Here’s an example of how a bull put spread could produce an unexpectedly large stock position in your portfolio. On June 16, Amazon (AMZN) trades at $2,615 per share. If you’re neutral to bullish on Amazon, you could sell put options that expire on July 17 with a $2,615 strike price for $28 per option. To limit your risk, the other leg of the trade is to purchase puts at a lower strike price, $2,610, for a cost of $26. That two-dollar differential (multiplied by 100) generates $200 for every contract you sell. Do three contracts and you generate $600. If Amazon closes on July 17 above $2,615, you’re in the clear and keep all of the proceeds, as both puts expire worthless. If the stock closes below $2610, you will encounter your maximum loss of $900: $5.00 (difference between strike prices) minus $2.00 (proceeds earned up front) times three contracts.

When the stock closes between the two strike prices, the put you bought at the lower strike price expires worthless, but the one you sold is in the money and legally binds you to buy the stock at the strike price. In the case of three contracts of $2,615 Amazon puts, that would be $784,500 to purchase 300 shares. Over a weekend, say, you may see a –$784,500 debit to buy the stock, but you would not see the stock among your holdings until Monday.

Kearns may not have realized that his negative cash balance displaying on his Robinhood home screen was only temporary and would be corrected once the underlying stock was credited to his account. Indeed it’s not uncommon for cash and buying power to display negative after the first half of options are processed but before the second options are exercised—even if the portfolio remains positive.

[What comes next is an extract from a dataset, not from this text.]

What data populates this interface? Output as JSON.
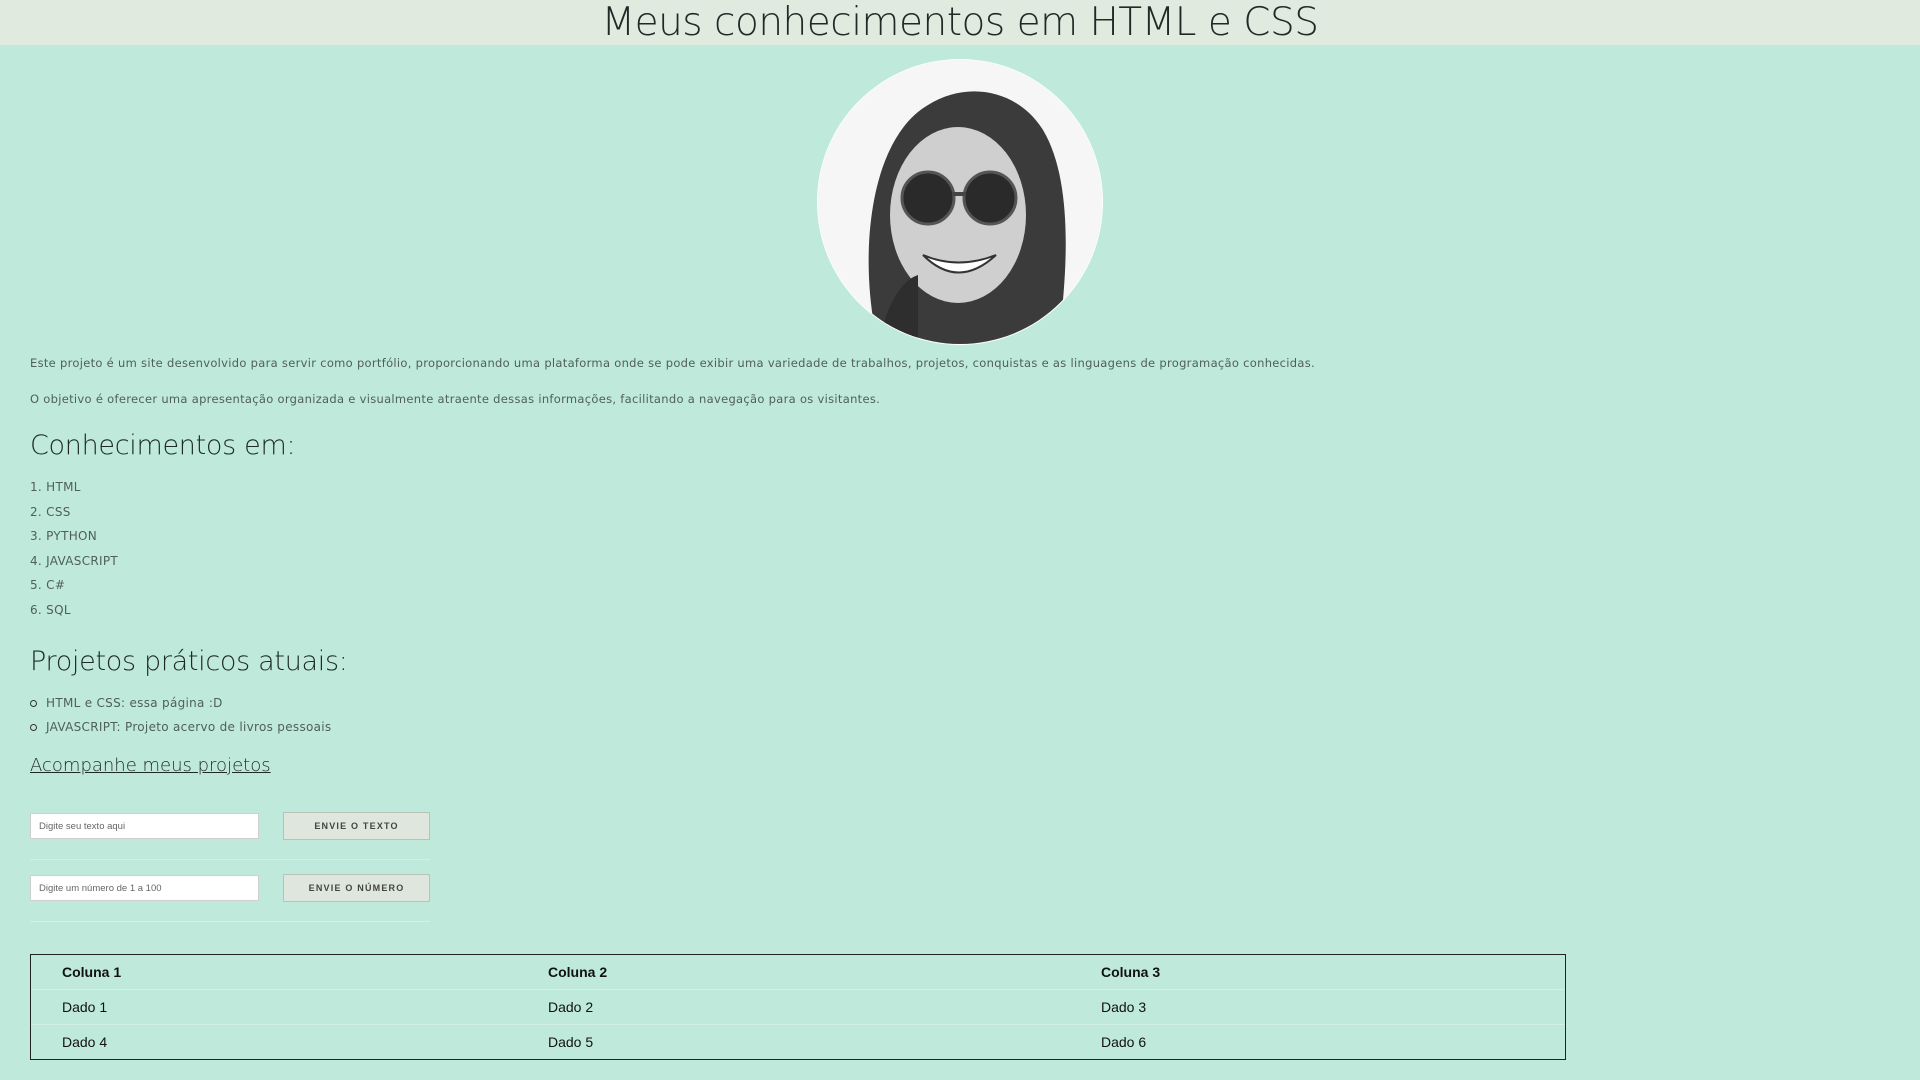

“Tragically, I don’t even think he made that big of a mistake. This is an interface issue, they have slick interfaces. Confetti popping everywhere,” says Brewster referring to the shower of colorful confetti Robinhood routinely deploys after customers make trades. “They try to gamify trading and couch it as investment.”

Says Robinhood: “We are committed to continuously improving our platform and are reviewing our options offering to determine if any changes may be appropriate.”